Ibu yang sedari tadi mendengarkan percakapanku dan Mas Rendra, kemudian menghampiriku.

"Nak, Sinta itu teman kecilmu yang pernah kamu ceritakan itu?" Tanya Ibu mengingat tentang Sinta yang pernah Aku ceritakan dahulu.

"Iya Bu, loh ibu masih inget? Aku kan ceritanya sudah lama sekali."

"Ibu masih inget semua detailnya, saran ibu kamu jangan terlalu sering untuk membantunya, menurut ceritamu, dia sama sekali tidak mau mendengarkanmu, saat kamu mencoba menghalanginya menikahi suaminya."

"Iya betul Bu, tapi manusia bisa berubah kan Bu? Mungkin waktu itu Sinta salah paham dengan maksudku mengahalanginya menikah."

"Tari, kalau dia sahabatmu yang baik dia pasti akan mencaritahu dulu maksudmu melarangnya menikahi pria itu, bukan malah menuduhmu ingin merebut calon suaminya."

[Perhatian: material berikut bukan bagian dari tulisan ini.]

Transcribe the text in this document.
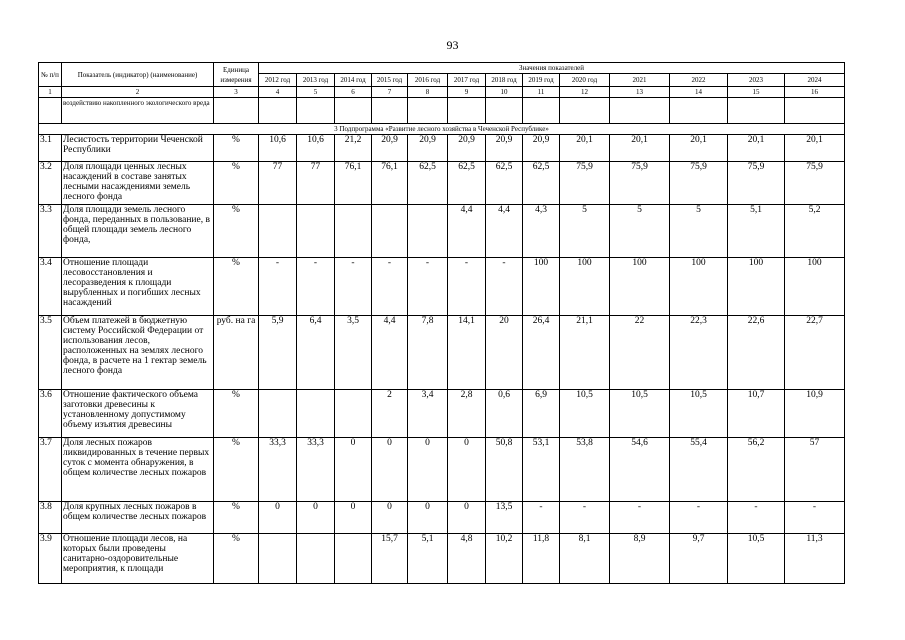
93
№ п/п	Показатель (индикатор) (наименование)	Единица измерения	Значения показателей												
			2012 год	2013 год	2014 год	2015 год	2016 год	2017 год	2018 год	2019 год	2020 год	2021	2022	2023	2024
1	2	3	4	5	6	7	8	9	10	11	12	13	14	15	16
	воздействию накопленного экологического вреда														
3 Подпрограмма «Развитие лесного хозяйства в Чеченской Республике»															
3.1	Лесистость территории Чеченской Республики	%	10,6	10,6	21,2	20,9	20,9	20,9	20,9	20,9	20,1	20,1	20,1	20,1	20,1
3.2	Доля площади ценных лесных насаждений в составе занятых лесными насаждениями земель лесного фонда	%	77	77	76,1	76,1	62,5	62,5	62,5	62,5	75,9	75,9	75,9	75,9	75,9
3.3	Доля площади земель лесного фонда, переданных в пользование, в общей площади земель лесного фонда,	%						4,4	4,4	4,3	5	5	5	5,1	5,2
3.4	Отношение площади лесовосстановления и лесоразведения к площади вырубленных и погибших лесных насаждений	%	-	-	-	-	-	-	-	100	100	100	100	100	100
3.5	Объем платежей в бюджетную систему Российской Федерации от использования лесов, расположенных на землях лесного фонда, в расчете на 1 гектар земель лесного фонда	руб. на га	5,9	6,4	3,5	4,4	7,8	14,1	20	26,4	21,1	22	22,3	22,6	22,7
3.6	Отношение фактического объема заготовки древесины к установленному допустимому объему изъятия древесины	%				2	3,4	2,8	0,6	6,9	10,5	10,5	10,5	10,7	10,9
3.7	Доля лесных пожаров ликвидированных в течение первых суток с момента обнаружения, в общем количестве лесных пожаров	%	33,3	33,3	0	0	0	0	50,8	53,1	53,8	54,6	55,4	56,2	57
3.8	Доля крупных лесных пожаров в общем количестве лесных пожаров	%	0	0	0	0	0	0	13,5	-	-	-	-	-	-
3.9	Отношение площади лесов, на которых были проведены санитарно-оздоровительные мероприятия, к площади	%				15,7	5,1	4,8	10,2	11,8	8,1	8,9	9,7	10,5	11,3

"Bu, sudahlah, mungkin Sinta saat itu tidak dapat berpikir jernih, karena baru ditinggal meninggal ibunya, dan dia sendirian, jadi dia pikir suaminya yang akan menjadi keluarganya nanti."

"Tetap saja Nak, wataknya itu sudah buruk, ibu mau kamu jangan terlalu dekat dengannya, cukup kamu membantunya sampai ia keluar dari rumah sakit."

"Buu.." Aku memeluk mertuaku agar bisa tenang. 

"Tari tahu maksud ibu, ibu sangat menyayangi Tari hingga ibu tidak ingin sesuatu yang buruk terjadi pada hidup Tari dan Mas Rendra. Tapi Tari bisa menjaga rumah tangga Tari dengan baik, tentunya dengan doa dari ibu juga," ucapku kepada ibu mertuaku dengan lembut.

"Baiklah nak, kamu memang berhati baik, ibu beruntung memiliki menantu sepertimu."

"Justru aku yang sangat beruntung Bu, memiliki ibu mertua yang super baik dan penyayang seperti ibu," ucapku sambil bergelayut manja pada ibu mertuaku itu.

Aku dan Bu Retno memang tidak terlihat seperti menantu dan mertua tapi seperti anak dan ibu kandung, Bu Retno sama sekali tidak pernah menggosipkan menantunya, Bu Retno hanya selalu memuji menantunya ini di depan para tetangga.

-------------------------------------------------------------

Di rumah sakit Mas Rendra menunggu Sinta siuman, sambil mengecek pekerjaannya lewat laptop yang telah Gilang bawa tadi setelah mengantarkanku pulang. Mas Rendrapun telah menganggap Sinta sebagai saudaranya Tari.

Jika Sinta sudah siuman, Kami berencana untuk melaporkan kasus ini ke polisi agar Ferdi mendapatkan hukuman atas semua perbuatannya kepada Sinta, Aku seperti garda terdepan untuk Sinta, karena Sinta sudah tidak memiliki siapapun kecuali Aku temannya.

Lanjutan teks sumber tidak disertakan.